Para decidir se flui ou coagula, o sangue segue as pistas de suas cercanias. À medida que o sangue desliza através do tamanho de seu circuito tubular, as comparativamente pesadas células vermelhas são direcionadas ao centro do redemoinho, diz James N. George, hematólogo do Centro de Ciências da Saúde da Universidade de Oklahoma, enquanto dois outros personagens, mais leves, são empurrados para a periferia: as células brancas que agem como guerreiros de imunidade, e as plaquetas, minúsculas células que já foram chamadas de band-aids do corpo humano. Sua marginalização não é acidental. “Elas são células de vigilância”, diz George. “É quase como se elas estivessem patrulhando em busca de problemas.”

As células brancas buscam sinais de micróbios invasores, enquanto as plaquetas procuram vazamentos. Enquanto as plaquetas encontrarem intacta a lisa superfície do endotélio, tecido que forma a camada interna dos vasos sanguíneos, elas continuam se movendo.

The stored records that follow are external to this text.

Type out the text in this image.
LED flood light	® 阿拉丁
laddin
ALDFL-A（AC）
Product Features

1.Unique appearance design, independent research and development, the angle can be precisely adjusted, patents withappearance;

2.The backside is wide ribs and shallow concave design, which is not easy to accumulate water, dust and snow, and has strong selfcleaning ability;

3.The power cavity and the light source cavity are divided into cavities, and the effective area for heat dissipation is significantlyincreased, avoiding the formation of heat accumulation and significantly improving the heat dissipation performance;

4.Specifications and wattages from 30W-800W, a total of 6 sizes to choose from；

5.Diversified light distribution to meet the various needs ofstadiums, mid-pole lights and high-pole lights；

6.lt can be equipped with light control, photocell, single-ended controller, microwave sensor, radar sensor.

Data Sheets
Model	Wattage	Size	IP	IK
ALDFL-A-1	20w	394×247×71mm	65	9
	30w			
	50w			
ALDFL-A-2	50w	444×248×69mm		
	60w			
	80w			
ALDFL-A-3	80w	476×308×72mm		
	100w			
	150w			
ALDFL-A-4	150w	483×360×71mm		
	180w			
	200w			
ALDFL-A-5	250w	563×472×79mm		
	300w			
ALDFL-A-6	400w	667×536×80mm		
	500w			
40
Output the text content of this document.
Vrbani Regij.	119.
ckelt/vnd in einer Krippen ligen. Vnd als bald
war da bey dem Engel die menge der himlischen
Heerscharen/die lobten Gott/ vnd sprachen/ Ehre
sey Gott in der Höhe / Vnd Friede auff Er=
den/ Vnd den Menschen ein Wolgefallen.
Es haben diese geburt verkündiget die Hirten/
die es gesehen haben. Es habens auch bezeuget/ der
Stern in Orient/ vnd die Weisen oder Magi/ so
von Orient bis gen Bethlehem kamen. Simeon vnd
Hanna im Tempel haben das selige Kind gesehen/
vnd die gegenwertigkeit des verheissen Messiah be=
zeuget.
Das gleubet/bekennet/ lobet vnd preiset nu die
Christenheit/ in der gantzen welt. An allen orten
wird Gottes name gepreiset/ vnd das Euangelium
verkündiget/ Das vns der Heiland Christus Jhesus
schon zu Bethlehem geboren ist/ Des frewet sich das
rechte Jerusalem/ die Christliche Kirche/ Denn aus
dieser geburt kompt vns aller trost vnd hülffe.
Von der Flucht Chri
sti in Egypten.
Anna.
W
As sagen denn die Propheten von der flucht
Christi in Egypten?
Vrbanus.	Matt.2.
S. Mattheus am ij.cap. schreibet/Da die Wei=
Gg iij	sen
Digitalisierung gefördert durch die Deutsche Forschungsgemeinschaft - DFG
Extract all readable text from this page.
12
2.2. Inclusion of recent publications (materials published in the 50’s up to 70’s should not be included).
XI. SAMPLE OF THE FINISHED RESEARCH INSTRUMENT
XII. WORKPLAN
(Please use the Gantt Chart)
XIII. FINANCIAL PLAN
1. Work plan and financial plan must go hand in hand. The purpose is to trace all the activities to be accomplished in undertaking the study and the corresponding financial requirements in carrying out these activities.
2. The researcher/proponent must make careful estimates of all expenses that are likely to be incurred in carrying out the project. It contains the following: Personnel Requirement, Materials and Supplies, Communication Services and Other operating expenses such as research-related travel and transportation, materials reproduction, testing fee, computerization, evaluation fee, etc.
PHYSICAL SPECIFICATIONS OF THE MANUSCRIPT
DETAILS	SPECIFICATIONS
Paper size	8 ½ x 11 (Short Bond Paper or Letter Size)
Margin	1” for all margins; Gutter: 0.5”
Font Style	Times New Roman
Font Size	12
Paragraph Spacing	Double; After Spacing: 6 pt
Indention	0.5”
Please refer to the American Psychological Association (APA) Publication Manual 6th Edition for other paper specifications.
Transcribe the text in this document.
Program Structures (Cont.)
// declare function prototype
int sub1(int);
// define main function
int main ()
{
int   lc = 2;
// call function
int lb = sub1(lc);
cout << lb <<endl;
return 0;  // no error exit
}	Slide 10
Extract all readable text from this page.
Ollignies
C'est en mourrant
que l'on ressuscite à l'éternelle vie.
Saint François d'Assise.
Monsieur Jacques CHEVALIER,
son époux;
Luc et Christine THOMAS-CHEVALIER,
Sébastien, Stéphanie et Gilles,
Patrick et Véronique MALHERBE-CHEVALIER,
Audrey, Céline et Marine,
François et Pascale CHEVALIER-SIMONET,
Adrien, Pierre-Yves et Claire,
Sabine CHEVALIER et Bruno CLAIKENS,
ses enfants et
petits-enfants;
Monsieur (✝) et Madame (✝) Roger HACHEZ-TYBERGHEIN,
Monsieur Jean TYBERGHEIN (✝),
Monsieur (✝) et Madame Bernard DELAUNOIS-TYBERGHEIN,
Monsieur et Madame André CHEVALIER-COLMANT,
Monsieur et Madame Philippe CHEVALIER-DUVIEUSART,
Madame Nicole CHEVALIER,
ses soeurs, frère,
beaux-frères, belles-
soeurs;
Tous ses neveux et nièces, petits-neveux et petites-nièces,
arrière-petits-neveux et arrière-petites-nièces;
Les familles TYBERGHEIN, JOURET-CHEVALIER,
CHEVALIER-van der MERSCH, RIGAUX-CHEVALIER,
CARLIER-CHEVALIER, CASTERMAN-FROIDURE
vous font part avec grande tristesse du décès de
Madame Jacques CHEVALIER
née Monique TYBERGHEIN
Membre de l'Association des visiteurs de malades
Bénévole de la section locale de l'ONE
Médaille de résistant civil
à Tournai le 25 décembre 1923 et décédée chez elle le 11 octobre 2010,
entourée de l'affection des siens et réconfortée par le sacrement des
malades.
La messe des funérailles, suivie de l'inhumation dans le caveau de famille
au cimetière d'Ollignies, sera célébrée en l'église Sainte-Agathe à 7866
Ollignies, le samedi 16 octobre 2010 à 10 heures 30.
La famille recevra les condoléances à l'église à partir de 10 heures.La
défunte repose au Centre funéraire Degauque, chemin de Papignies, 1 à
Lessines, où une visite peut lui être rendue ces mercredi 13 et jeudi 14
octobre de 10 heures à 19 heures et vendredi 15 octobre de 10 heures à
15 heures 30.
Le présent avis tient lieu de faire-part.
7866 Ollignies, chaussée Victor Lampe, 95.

Mas até mesmo o mais insignificante corte ou falha na lisa parede da veia irá expor algumas das fibras que estão por trás, e as plaquetas são preparadas para detectar instantaneamente a imperfeição. Uma plaqueta de passagem se grudará à fibra destruída e mudará de forma, de arredondada para octópode, que por sua vez atrai outras plaquetas, formando um pequeno calombo. “Se o corte é pequeno, isso é tudo de que você precisa”, diz George. Se não, tem início a próxima fase de controle de fluxo. Sinais das plaquetas estimulam os fatores de coagulação do sangue, proteínas de flutuação livre que conseguem se juntar e formar band-aids maiores e melhores. “Plaquetas e fatores de coagulação foram um casal perfeito”, diz Schafer.

Até certo ponto. Assim como nossas células de imunidade podem sofrer disfunções e começar a atacar nosso próprio tecido corporal, um coágulo exageradamente zeloso pode trazer conseqüências terríveis. Se acontecer de um coágulo cortar o fluxo de sangue a um órgão vital como o coração ou o cérebro, o único a tocar harpa será você.